Modifying critical system configuration files can cause cluster failures, especially if these files are managed by Amazon ParallelCluster.

How to diagnose

  1. Check for errors in the chef-client log that mention specific configuration files:

    $ grep -i "config" /var/log/chef-client.log
  2. Look for permission or syntax errors in configuration files:

    $ less /var/log/cfn-init.log

How to resolve

  1. Restore modified configuration files to their original state:

    $ sudo cp /etc/file.conf.bak /etc/file.conf
  2. If you need to make persistent changes to system configuration files, use custom bootstrap actions instead of directly modifying files:

    HeadNode: CustomActions: OnNodeConfigured: Script: s3://bucket-name/config-script.sh

    For more information, see Custom bootstrap actions.

  3. For configuration changes that must be made directly to system files, consider creating a custom AMI. For more information, see Amazon ParallelCluster AMI customization.

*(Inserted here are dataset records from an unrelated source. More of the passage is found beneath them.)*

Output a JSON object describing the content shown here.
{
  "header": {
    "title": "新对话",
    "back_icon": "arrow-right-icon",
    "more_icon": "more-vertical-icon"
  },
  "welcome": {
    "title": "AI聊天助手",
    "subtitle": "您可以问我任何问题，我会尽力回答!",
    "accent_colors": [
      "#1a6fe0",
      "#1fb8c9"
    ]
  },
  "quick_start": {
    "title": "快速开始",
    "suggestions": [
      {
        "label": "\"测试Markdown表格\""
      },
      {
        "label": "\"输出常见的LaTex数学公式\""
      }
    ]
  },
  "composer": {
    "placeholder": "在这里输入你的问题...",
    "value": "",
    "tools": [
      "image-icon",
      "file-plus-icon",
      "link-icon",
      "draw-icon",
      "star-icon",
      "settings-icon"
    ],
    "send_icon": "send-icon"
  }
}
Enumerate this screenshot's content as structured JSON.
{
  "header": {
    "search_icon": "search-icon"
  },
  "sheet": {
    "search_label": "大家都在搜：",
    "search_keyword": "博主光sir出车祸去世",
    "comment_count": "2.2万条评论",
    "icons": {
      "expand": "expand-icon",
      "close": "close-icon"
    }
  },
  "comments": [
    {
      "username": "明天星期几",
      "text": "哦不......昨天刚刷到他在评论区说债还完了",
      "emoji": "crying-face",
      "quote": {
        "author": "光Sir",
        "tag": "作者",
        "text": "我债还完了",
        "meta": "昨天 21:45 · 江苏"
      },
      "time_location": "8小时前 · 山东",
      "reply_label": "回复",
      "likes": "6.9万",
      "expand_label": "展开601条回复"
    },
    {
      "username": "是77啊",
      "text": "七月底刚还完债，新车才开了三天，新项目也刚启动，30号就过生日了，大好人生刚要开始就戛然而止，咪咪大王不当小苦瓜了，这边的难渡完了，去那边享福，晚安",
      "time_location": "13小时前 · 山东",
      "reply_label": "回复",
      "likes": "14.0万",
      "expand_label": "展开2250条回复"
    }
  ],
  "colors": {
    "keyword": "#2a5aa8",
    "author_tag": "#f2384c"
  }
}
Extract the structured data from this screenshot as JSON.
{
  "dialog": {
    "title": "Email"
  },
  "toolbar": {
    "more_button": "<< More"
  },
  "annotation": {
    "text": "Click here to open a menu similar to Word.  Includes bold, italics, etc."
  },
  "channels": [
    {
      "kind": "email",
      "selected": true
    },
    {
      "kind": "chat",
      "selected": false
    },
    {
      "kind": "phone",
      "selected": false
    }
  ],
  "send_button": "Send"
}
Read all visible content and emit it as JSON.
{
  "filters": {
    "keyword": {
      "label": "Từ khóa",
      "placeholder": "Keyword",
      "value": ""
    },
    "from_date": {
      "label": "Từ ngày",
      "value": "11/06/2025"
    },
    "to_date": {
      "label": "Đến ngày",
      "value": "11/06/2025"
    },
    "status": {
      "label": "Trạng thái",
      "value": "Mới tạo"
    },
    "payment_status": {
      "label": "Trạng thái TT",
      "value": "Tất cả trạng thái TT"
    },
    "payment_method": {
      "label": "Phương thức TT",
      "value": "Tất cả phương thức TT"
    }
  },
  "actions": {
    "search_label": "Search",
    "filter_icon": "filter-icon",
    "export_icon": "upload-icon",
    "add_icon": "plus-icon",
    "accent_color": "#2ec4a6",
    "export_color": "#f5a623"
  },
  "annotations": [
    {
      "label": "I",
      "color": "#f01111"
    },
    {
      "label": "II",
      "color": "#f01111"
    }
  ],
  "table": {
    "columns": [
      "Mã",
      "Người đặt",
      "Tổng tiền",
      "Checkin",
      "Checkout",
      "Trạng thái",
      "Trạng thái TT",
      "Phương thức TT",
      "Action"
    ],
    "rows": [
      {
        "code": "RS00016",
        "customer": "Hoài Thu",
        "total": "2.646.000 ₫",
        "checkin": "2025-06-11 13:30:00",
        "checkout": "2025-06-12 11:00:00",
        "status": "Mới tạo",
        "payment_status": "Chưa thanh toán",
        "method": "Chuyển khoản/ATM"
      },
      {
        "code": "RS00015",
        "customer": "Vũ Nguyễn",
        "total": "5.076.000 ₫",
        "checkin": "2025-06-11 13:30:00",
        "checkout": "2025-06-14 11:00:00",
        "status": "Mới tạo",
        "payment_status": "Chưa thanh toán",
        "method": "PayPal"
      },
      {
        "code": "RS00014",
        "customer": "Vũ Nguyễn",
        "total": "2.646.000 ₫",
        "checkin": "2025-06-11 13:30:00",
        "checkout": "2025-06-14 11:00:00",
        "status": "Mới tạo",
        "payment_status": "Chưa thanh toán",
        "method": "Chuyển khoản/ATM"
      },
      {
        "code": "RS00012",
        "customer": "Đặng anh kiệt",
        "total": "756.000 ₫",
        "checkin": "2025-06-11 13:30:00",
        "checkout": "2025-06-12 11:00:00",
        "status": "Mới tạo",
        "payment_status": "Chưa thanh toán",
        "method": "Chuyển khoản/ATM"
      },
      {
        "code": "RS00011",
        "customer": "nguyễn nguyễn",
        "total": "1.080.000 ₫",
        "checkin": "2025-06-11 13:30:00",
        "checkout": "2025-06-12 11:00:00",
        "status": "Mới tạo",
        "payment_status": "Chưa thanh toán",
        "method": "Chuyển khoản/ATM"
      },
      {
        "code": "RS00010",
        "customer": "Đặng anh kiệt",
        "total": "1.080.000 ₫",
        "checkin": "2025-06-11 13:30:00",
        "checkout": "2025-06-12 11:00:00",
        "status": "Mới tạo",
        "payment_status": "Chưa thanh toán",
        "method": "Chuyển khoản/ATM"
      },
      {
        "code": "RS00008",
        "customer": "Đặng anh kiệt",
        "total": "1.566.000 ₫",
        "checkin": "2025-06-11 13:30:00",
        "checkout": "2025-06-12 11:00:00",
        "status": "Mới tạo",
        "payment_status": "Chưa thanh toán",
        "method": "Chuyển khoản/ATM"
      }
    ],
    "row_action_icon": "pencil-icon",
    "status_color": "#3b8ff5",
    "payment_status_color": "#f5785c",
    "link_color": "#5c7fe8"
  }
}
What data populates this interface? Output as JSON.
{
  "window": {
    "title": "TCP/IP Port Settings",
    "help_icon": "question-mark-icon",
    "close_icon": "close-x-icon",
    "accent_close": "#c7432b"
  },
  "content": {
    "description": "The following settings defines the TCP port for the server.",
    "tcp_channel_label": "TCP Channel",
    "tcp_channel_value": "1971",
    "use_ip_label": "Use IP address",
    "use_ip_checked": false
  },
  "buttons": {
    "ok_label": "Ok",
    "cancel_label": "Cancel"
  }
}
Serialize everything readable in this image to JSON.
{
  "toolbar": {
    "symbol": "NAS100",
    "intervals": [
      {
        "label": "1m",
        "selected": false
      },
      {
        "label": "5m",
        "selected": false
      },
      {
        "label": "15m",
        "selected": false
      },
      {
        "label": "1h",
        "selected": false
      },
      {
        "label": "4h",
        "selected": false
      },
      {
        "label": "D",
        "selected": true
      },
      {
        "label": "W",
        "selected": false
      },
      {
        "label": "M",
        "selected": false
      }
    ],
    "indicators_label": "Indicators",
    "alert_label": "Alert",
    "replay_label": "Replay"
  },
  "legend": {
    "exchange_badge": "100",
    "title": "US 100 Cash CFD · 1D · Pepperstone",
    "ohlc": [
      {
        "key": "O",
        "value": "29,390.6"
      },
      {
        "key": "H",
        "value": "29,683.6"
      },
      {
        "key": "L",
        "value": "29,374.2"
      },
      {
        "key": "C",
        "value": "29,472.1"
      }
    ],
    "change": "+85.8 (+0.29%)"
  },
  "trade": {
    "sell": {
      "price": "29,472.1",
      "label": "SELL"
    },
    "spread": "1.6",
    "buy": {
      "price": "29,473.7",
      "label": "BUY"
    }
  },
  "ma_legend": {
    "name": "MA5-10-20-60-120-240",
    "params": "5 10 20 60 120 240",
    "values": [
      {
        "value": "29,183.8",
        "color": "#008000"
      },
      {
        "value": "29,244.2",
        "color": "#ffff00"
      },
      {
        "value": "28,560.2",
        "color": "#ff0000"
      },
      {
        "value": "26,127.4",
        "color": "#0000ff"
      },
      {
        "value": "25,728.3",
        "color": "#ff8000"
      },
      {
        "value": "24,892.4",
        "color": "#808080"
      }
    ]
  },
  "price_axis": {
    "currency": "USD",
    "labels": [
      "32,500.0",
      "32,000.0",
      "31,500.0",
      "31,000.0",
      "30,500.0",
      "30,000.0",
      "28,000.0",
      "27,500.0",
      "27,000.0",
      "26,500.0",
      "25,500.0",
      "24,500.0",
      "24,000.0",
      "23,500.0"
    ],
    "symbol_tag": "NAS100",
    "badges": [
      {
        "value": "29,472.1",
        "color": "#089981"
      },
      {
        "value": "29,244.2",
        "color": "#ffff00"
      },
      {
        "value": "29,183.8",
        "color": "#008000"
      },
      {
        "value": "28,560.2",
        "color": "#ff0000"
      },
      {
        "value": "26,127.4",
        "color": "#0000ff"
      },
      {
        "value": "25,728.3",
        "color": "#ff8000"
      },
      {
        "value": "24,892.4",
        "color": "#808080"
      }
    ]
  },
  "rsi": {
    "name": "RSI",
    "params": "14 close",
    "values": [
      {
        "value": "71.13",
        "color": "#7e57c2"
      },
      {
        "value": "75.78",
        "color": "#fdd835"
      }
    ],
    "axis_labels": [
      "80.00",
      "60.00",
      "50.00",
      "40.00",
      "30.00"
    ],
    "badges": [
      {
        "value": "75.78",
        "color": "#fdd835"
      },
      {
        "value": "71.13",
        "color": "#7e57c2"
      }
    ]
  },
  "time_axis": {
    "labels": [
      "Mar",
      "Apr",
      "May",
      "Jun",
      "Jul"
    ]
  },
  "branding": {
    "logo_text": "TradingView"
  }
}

Kernel updates and compatibility issues

Kernel updates can cause compatibility issues with certain Amazon services, particularly with Amazon FSx for Lustre.

How to diagnose

  1. Check if kernel updates have been applied:

    $ uname -r
  2. Look for Amazon FSx mount failures in the logs:

    $ grep -i "fsx" /var/log/chef-client.log

How to resolve

  1. For Ubuntu 22.04, avoid updating to the latest kernel as there is no Amazon FSx client for that kernel. For more information, see Operating system considerations.

  2. If you've already updated the kernel and are experiencing issues, consider downgrading to a compatible kernel version:

    $ sudo apt install linux-image-previous-version
  3. For persistent kernel customizations, create a custom AMI with the specific kernel version you need. For more information, see Amazon ParallelCluster AMI customization.

Best practices for OS configuration changes

To minimize issues when making OS configuration changes:

  1. Use Custom Bootstrap Actions: Instead of directly modifying system files, use OnNodeStart or OnNodeConfigured scripts to make changes in a controlled manner. For more information, see Custom bootstrap actions.

  2. Create Custom AMIs: For significant OS modifications, create a custom AMI using pcluster build-image rather than making changes to running instances. For more information, see Amazon ParallelCluster AMI customization.

  3. Test Changes First: Before applying changes to a production cluster, test them on a small test cluster to ensure compatibility.

  4. Document Changes: Keep track of all OS configuration changes made to facilitate troubleshooting.

  5. Backup Configuration Files: Before modifying any system configuration file, create a backup:

    $ sudo cp /etc/file.conf /etc/file.conf.bak
  6. Check Logs After Changes: After making OS configuration changes, check the logs for any errors:

    $ less /var/log/cfn-init.log $ less /var/log/chef-client.log

By following these guidelines, you can minimize the risk of OS configuration changes causing cluster failures and more effectively troubleshoot any issues that do arise.